A Nova Zelândia é notável por seu isolamento geográfico: está situada a cerca de 2000 km a sudeste da Austrália através do mar da Tasmânia e os seus vizinhos mais próximos no norte são a Nova Caledônia, Fiji e Tonga. Devido ao seu isolamento, a Nova Zelândia desenvolveu uma fauna distinta dominada por pássaros, alguns dos quais foram extintos após a chegada dos seres humanos e dos mamíferos introduzidos por eles.
A maioria da população da Nova Zelândia é de ascendência Européia, os nativos Māoris são a maior minoria. Asiáticos e polinésios não-Māori também são grupos de minoria significativa, especialmente em áreas urbanas. A língua mais falada é o Inglês.
A Nova Zelândia é um país desenvolvido que se posiciona muito bem em comparações internacionais sobre o desenvolvimento humano, qualidade de vida, esperança de vida, alfabetização, educação pública, paz, prosperidade, liberdade econômica, facilidade de fazer negócios, falta de corrupção, liberdade de imprensa e proteção das liberdades civis e dos direitos políticos. Suas cidades também são consideradas as mais habitáveis do mundo.
Elizabeth II, como a Rainha da Nova Zelândia, é a chefe de estado do país e é representada por um Governador-Geral cerimonial, que detém poderes de reserva. A rainha não tem nenhuma influência política real e sua posição é essencialmente simbólica. O poder político é mantido pelo democraticamente eleito Parlamento da Nova Zelândia, sob a liderança do Primeiro-Ministro, que é o chefe de governo do país.
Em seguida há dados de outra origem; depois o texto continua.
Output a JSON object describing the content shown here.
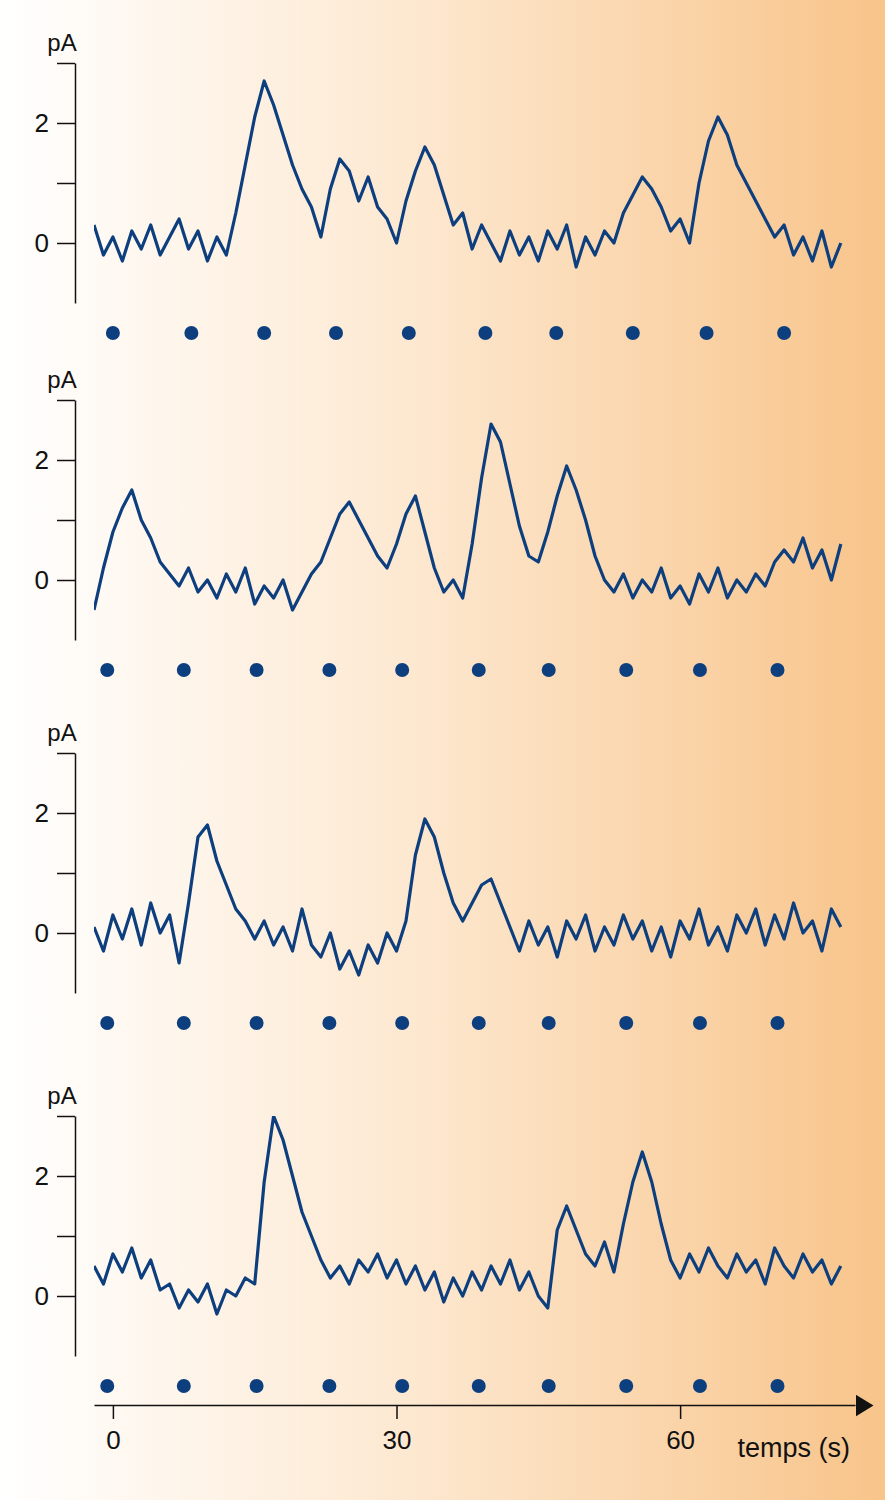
{
  "chart_data": [
    {
      "type": "line",
      "ylabel": "pA",
      "tick_labels": "y",
      "x": [
        -2,
        -1,
        0,
        1,
        2,
        3,
        4,
        5,
        6,
        7,
        8,
        9,
        10,
        11,
        12,
        13,
        14,
        15,
        16,
        17,
        18,
        19,
        20,
        21,
        22,
        23,
        24,
        25,
        26,
        27,
        28,
        29,
        30,
        31,
        32,
        33,
        34,
        35,
        36,
        37,
        38,
        39,
        40,
        41,
        42,
        43,
        44,
        45,
        46,
        47,
        48,
        49,
        50,
        51,
        52,
        53,
        54,
        55,
        56,
        57,
        58,
        59,
        60,
        61,
        62,
        63,
        64,
        65,
        66,
        67,
        68,
        69,
        70,
        71,
        72,
        73,
        74,
        75,
        76,
        77
      ],
      "series": [
        {
          "color": "#0d3f7f",
          "values": [
            0.3,
            -0.2,
            0.1,
            -0.3,
            0.2,
            -0.1,
            0.3,
            -0.2,
            0.1,
            0.4,
            -0.1,
            0.2,
            -0.3,
            0.1,
            -0.2,
            0.5,
            1.3,
            2.1,
            2.7,
            2.3,
            1.8,
            1.3,
            0.9,
            0.6,
            0.1,
            0.9,
            1.4,
            1.2,
            0.7,
            1.1,
            0.6,
            0.4,
            0.0,
            0.7,
            1.2,
            1.6,
            1.3,
            0.8,
            0.3,
            0.5,
            -0.1,
            0.3,
            0.0,
            -0.3,
            0.2,
            -0.2,
            0.1,
            -0.3,
            0.2,
            -0.1,
            0.3,
            -0.4,
            0.1,
            -0.2,
            0.2,
            0.0,
            0.5,
            0.8,
            1.1,
            0.9,
            0.6,
            0.2,
            0.4,
            0.0,
            1.0,
            1.7,
            2.1,
            1.8,
            1.3,
            1.0,
            0.7,
            0.4,
            0.1,
            0.3,
            -0.2,
            0.1,
            -0.3,
            0.2,
            -0.4,
            0.0
          ]
        }
      ],
      "stimuli": [
        0,
        8.3,
        16,
        23.6,
        31.3,
        39.4,
        46.9,
        55,
        62.8,
        71
      ],
      "xlim": [
        -2,
        78.5
      ],
      "ylim": [
        -1,
        3
      ],
      "yticks": [
        0,
        {
          "value": 1,
          "label": null
        },
        2,
        {
          "value": 3,
          "label": null
        }
      ]
    },
    {
      "type": "line",
      "ylabel": "pA",
      "tick_labels": "y",
      "x": [
        -2,
        -1,
        0,
        1,
        2,
        3,
        4,
        5,
        6,
        7,
        8,
        9,
        10,
        11,
        12,
        13,
        14,
        15,
        16,
        17,
        18,
        19,
        20,
        21,
        22,
        23,
        24,
        25,
        26,
        27,
        28,
        29,
        30,
        31,
        32,
        33,
        34,
        35,
        36,
        37,
        38,
        39,
        40,
        41,
        42,
        43,
        44,
        45,
        46,
        47,
        48,
        49,
        50,
        51,
        52,
        53,
        54,
        55,
        56,
        57,
        58,
        59,
        60,
        61,
        62,
        63,
        64,
        65,
        66,
        67,
        68,
        69,
        70,
        71,
        72,
        73,
        74,
        75,
        76,
        77
      ],
      "series": [
        {
          "color": "#0d3f7f",
          "values": [
            -0.5,
            0.2,
            0.8,
            1.2,
            1.5,
            1.0,
            0.7,
            0.3,
            0.1,
            -0.1,
            0.2,
            -0.2,
            0.0,
            -0.3,
            0.1,
            -0.2,
            0.2,
            -0.4,
            -0.1,
            -0.3,
            0.0,
            -0.5,
            -0.2,
            0.1,
            0.3,
            0.7,
            1.1,
            1.3,
            1.0,
            0.7,
            0.4,
            0.2,
            0.6,
            1.1,
            1.4,
            0.8,
            0.2,
            -0.2,
            0.0,
            -0.3,
            0.6,
            1.7,
            2.6,
            2.3,
            1.6,
            0.9,
            0.4,
            0.3,
            0.8,
            1.4,
            1.9,
            1.5,
            1.0,
            0.4,
            0.0,
            -0.2,
            0.1,
            -0.3,
            0.0,
            -0.2,
            0.2,
            -0.3,
            -0.1,
            -0.4,
            0.1,
            -0.2,
            0.2,
            -0.3,
            0.0,
            -0.2,
            0.1,
            -0.1,
            0.3,
            0.5,
            0.3,
            0.7,
            0.2,
            0.5,
            0.0,
            0.6
          ]
        }
      ],
      "stimuli": [
        -0.6,
        7.5,
        15.2,
        22.9,
        30.6,
        38.7,
        46.1,
        54.3,
        62.1,
        70.3
      ],
      "xlim": [
        -2,
        78.5
      ],
      "ylim": [
        -1,
        3
      ],
      "yticks": [
        0,
        {
          "value": 1,
          "label": null
        },
        2,
        {
          "value": 3,
          "label": null
        }
      ]
    },
    {
      "type": "line",
      "ylabel": "pA",
      "tick_labels": "y",
      "x": [
        -2,
        -1,
        0,
        1,
        2,
        3,
        4,
        5,
        6,
        7,
        8,
        9,
        10,
        11,
        12,
        13,
        14,
        15,
        16,
        17,
        18,
        19,
        20,
        21,
        22,
        23,
        24,
        25,
        26,
        27,
        28,
        29,
        30,
        31,
        32,
        33,
        34,
        35,
        36,
        37,
        38,
        39,
        40,
        41,
        42,
        43,
        44,
        45,
        46,
        47,
        48,
        49,
        50,
        51,
        52,
        53,
        54,
        55,
        56,
        57,
        58,
        59,
        60,
        61,
        62,
        63,
        64,
        65,
        66,
        67,
        68,
        69,
        70,
        71,
        72,
        73,
        74,
        75,
        76,
        77
      ],
      "series": [
        {
          "color": "#0d3f7f",
          "values": [
            0.1,
            -0.3,
            0.3,
            -0.1,
            0.4,
            -0.2,
            0.5,
            0.0,
            0.3,
            -0.5,
            0.5,
            1.6,
            1.8,
            1.2,
            0.8,
            0.4,
            0.2,
            -0.1,
            0.2,
            -0.2,
            0.1,
            -0.3,
            0.4,
            -0.2,
            -0.4,
            0.0,
            -0.6,
            -0.3,
            -0.7,
            -0.2,
            -0.5,
            0.0,
            -0.3,
            0.2,
            1.3,
            1.9,
            1.6,
            1.0,
            0.5,
            0.2,
            0.5,
            0.8,
            0.9,
            0.5,
            0.1,
            -0.3,
            0.2,
            -0.2,
            0.1,
            -0.4,
            0.2,
            -0.1,
            0.3,
            -0.3,
            0.1,
            -0.2,
            0.3,
            -0.1,
            0.2,
            -0.3,
            0.1,
            -0.4,
            0.2,
            -0.1,
            0.4,
            -0.2,
            0.1,
            -0.3,
            0.3,
            0.0,
            0.4,
            -0.2,
            0.3,
            -0.1,
            0.5,
            0.0,
            0.2,
            -0.3,
            0.4,
            0.1
          ]
        }
      ],
      "stimuli": [
        -0.6,
        7.5,
        15.2,
        22.9,
        30.6,
        38.7,
        46.1,
        54.3,
        62.1,
        70.3
      ],
      "xlim": [
        -2,
        78.5
      ],
      "ylim": [
        -1,
        3
      ],
      "yticks": [
        0,
        {
          "value": 1,
          "label": null
        },
        2,
        {
          "value": 3,
          "label": null
        }
      ]
    },
    {
      "type": "line",
      "ylabel": "pA",
      "xlabel": "temps (s)",
      "x": [
        -2,
        -1,
        0,
        1,
        2,
        3,
        4,
        5,
        6,
        7,
        8,
        9,
        10,
        11,
        12,
        13,
        14,
        15,
        16,
        17,
        18,
        19,
        20,
        21,
        22,
        23,
        24,
        25,
        26,
        27,
        28,
        29,
        30,
        31,
        32,
        33,
        34,
        35,
        36,
        37,
        38,
        39,
        40,
        41,
        42,
        43,
        44,
        45,
        46,
        47,
        48,
        49,
        50,
        51,
        52,
        53,
        54,
        55,
        56,
        57,
        58,
        59,
        60,
        61,
        62,
        63,
        64,
        65,
        66,
        67,
        68,
        69,
        70,
        71,
        72,
        73,
        74,
        75,
        76,
        77
      ],
      "series": [
        {
          "color": "#0d3f7f",
          "values": [
            0.5,
            0.2,
            0.7,
            0.4,
            0.8,
            0.3,
            0.6,
            0.1,
            0.2,
            -0.2,
            0.1,
            -0.1,
            0.2,
            -0.3,
            0.1,
            0.0,
            0.3,
            0.2,
            1.9,
            3.0,
            2.6,
            2.0,
            1.4,
            1.0,
            0.6,
            0.3,
            0.5,
            0.2,
            0.6,
            0.4,
            0.7,
            0.3,
            0.6,
            0.2,
            0.5,
            0.1,
            0.4,
            -0.1,
            0.3,
            0.0,
            0.4,
            0.1,
            0.5,
            0.2,
            0.6,
            0.1,
            0.4,
            0.0,
            -0.2,
            1.1,
            1.5,
            1.1,
            0.7,
            0.5,
            0.9,
            0.4,
            1.2,
            1.9,
            2.4,
            1.9,
            1.2,
            0.6,
            0.3,
            0.7,
            0.4,
            0.8,
            0.5,
            0.3,
            0.7,
            0.4,
            0.6,
            0.2,
            0.8,
            0.5,
            0.3,
            0.7,
            0.4,
            0.6,
            0.2,
            0.5
          ]
        }
      ],
      "stimuli": [
        -0.6,
        7.5,
        15.2,
        22.9,
        30.6,
        38.7,
        46.1,
        54.3,
        62.1,
        70.3
      ],
      "xlim": [
        -2,
        78.5
      ],
      "xticks": [
        0,
        30,
        60
      ],
      "ylim": [
        -1,
        3
      ],
      "yticks": [
        0,
        {
          "value": 1,
          "label": null
        },
        2,
        {
          "value": 3,
          "label": null
        }
      ]
    }
  ]
}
A Nova Zelândia é um dos pedaços de terra mais recentemente descobertos. Os primeiros povoadores conhecidos foram os polinésios orientais que, de acordo com a maioria dos pesquisadores, chegaram de canoa por volta de 1250-1300 da era cristã. Alguns pesquisadores sugeriram uma onda anterior de chegadas cujas datas remontariam a 50-150 d.C.; esses povos então desapareceram ou deixaram as ilhas. Ao longo dos séculos seguintes, esses colonos desenvolveram uma cultura distinta agora conhecida como māori. A população era dividida em iwi (tribos) e hapū (subtribos), que cooperavam, competiam e às vezes lutavam uns com os outros. Em algum momento um grupo māori migrou para as Ilhas Chatham onde desenvolveram sua distinta cultura .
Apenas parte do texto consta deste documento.